Bitcoin as a Hedge: Institutions are viewing Bitcoin as a hedge against inflation and economic instability, drawn by the notion that unlike conventional currencies, the money printer can’t just be turned on when governments need more money. Bitcoin is deflationary where currencies like the dollar remain subject to the adverse effects of quantitative easing through money-printing.
Traditional Finance
Integration: Bitcoin has been increasingly integrated into traditional financial systems, with banks and asset managers offering trading services and funds tied to the cryptocurrency. The floodgates for such integration will likely open further now that the efforts by past-regulators through Operation Chokepoint 2.0 have been exposed and quashed.
Regulatory Attention: The growing acceptance of Bitcoin has attracted regulatory attention, further legitimizing its role in the financial system. Initiatives put forward by President Trump will see regulatory frameworks that could well promote the proliferation of crypto-friendly laws where tighter-regulation previously seemed inevitable.
Tokenization: The tokenization of real-world assets (like property and commodities) on blockchain platforms is transforming traditional finance by enhancing liquidity and accessibility, demonstrating that innovation and advancement are a baked-in part of the world of cryptocurrency, with new use-cases and beneficial effects emerging constantly.

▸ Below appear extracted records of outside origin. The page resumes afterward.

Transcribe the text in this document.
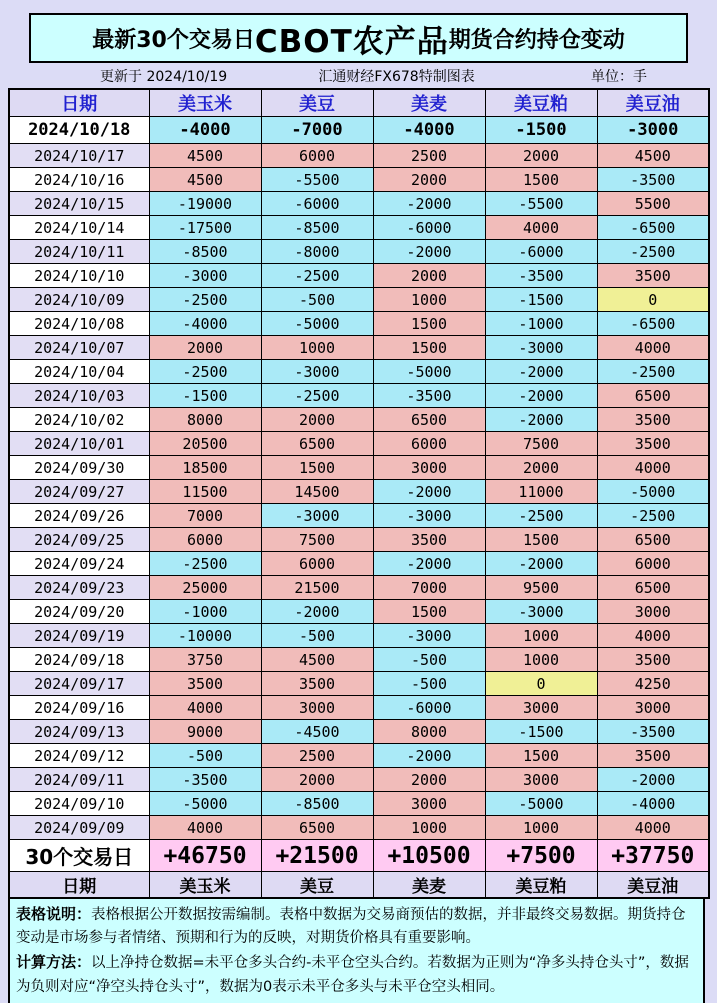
最新30个交易日 CBOT农产品 期货合约持仓变动
更新于 2024/10/19	汇通财经FX678特制图表	单位：手
日期	美玉米	美豆	美麦	美豆粕	美豆油
2024/10/18	-4000	-7000	-4000	-1500	-3000
2024/10/17	4500	6000	2500	2000	4500
2024/10/16	4500	-5500	2000	1500	-3500
2024/10/15	-19000	-6000	-2000	-5500	5500
2024/10/14	-17500	-8500	-6000	4000	-6500
2024/10/11	-8500	-8000	-2000	-6000	-2500
2024/10/10	-3000	-2500	2000	-3500	3500
2024/10/09	-2500	-500	1000	-1500	0
2024/10/08	-4000	-5000	1500	-1000	-6500
2024/10/07	2000	1000	1500	-3000	4000
2024/10/04	-2500	-3000	-5000	-2000	-2500
2024/10/03	-1500	-2500	-3500	-2000	6500
2024/10/02	8000	2000	6500	-2000	3500
2024/10/01	20500	6500	6000	7500	3500
2024/09/30	18500	1500	3000	2000	4000
2024/09/27	11500	14500	-2000	11000	-5000
2024/09/26	7000	-3000	-3000	-2500	-2500
2024/09/25	6000	7500	3500	1500	6500
2024/09/24	-2500	6000	-2000	-2000	6000
2024/09/23	25000	21500	7000	9500	6500
2024/09/20	-1000	-2000	1500	-3000	3000
2024/09/19	-10000	-500	-3000	1000	4000
2024/09/18	3750	4500	-500	1000	3500
2024/09/17	3500	3500	-500	0	4250
2024/09/16	4000	3000	-6000	3000	3000
2024/09/13	9000	-4500	8000	-1500	-3500
2024/09/12	-500	2500	-2000	1500	3500
2024/09/11	-3500	2000	2000	3000	-2000
2024/09/10	-5000	-8500	3000	-5000	-4000
2024/09/09	4000	6500	1000	1000	4000
30个交易日	+46750	+21500	+10500	+7500	+37750
日期	美玉米	美豆	美麦	美豆粕	美豆油

表格说明：表格根据公开数据按需编制。表格中数据为交易商预估的数据，并非最终交易数据。期货持仓变动是市场参与者情绪、预期和行为的反映，对期货价格具有重要影响。

计算方法：以上净持仓数据=未平仓多头合约-未平仓空头合约。若数据为正则为“净多头持仓头寸”，数据为负则对应“净空头持仓头寸”，数据为0表示未平仓多头与未平仓空头相同。
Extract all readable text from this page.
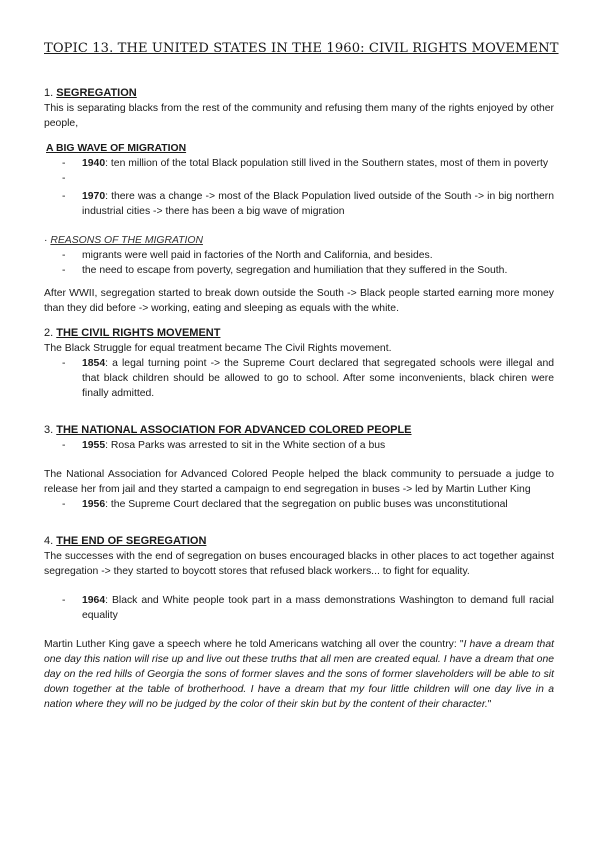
TOPIC 13. THE UNITED STATES IN THE 1960: CIVIL RIGHTS MOVEMENT
1. SEGREGATION

This is separating blacks from the rest of the community and refusing them many of the rights enjoyed by other people,

A BIG WAVE OF MIGRATION
- 1940: ten million of the total Black population still lived in the Southern states, most of them in poverty
-
- 1970: there was a change -> most of the Black Population lived outside of the South -> in big northern industrial cities -> there has been a big wave of migration
· REASONS OF THE MIGRATION
- migrants were well paid in factories of the North and California, and besides.
- the need to escape from poverty, segregation and humiliation that they suffered in the South.

After WWII, segregation started to break down outside the South -> Black people started earning more money than they did before -> working, eating and sleeping as equals with the white.

2. THE CIVIL RIGHTS MOVEMENT

The Black Struggle for equal treatment became The Civil Rights movement.

- 1854: a legal turning point -> the Supreme Court declared that segregated schools were illegal and that black children should be allowed to go to school. After some inconvenients, black chiren were finally admitted.
3. THE NATIONAL ASSOCIATION FOR ADVANCED COLORED PEOPLE
- 1955: Rosa Parks was arrested to sit in the White section of a bus

The National Association for Advanced Colored People helped the black community to persuade a judge to release her from jail and they started a campaign to end segregation in buses -> led by Martin Luther King

- 1956: the Supreme Court declared that the segregation on public buses was unconstitutional
4. THE END OF SEGREGATION

The successes with the end of segregation on buses encouraged blacks in other places to act together against segregation -> they started to boycott stores that refused black workers... to fight for equality.

- 1964: Black and White people took part in a mass demonstrations Washington to demand full racial equality

Martin Luther King gave a speech where he told Americans watching all over the country: "I have a dream that one day this nation will rise up and live out these truths that all men are created equal. I have a dream that one day on the red hills of Georgia the sons of former slaves and the sons of former slaveholders will be able to sit down together at the table of brotherhood. I have a dream that my four little children will one day live in a nation where they will no be judged by the color of their skin but by the content of their character."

Beware of confirmation bias
It’s seductive to look around for reasons that substantiate your own point of view. Naturally, as a Bitcoiner and crypto-advocate I want to believe that the future is bright. Considering that the positive signs span not just the world of fellow-enthusiasts, but also into the world of conventional finance, it’s hard not to feel positive.
The trends described above seem to highlight a significant shift towards the mainstream acceptance of Bitcoin across various investor groups and the traditional financial world. Long may it continue.
Note: This article is for informational purposes only. It should not be considered Financial or Legal Advice. Consult a financial professional before making any major financial decisions.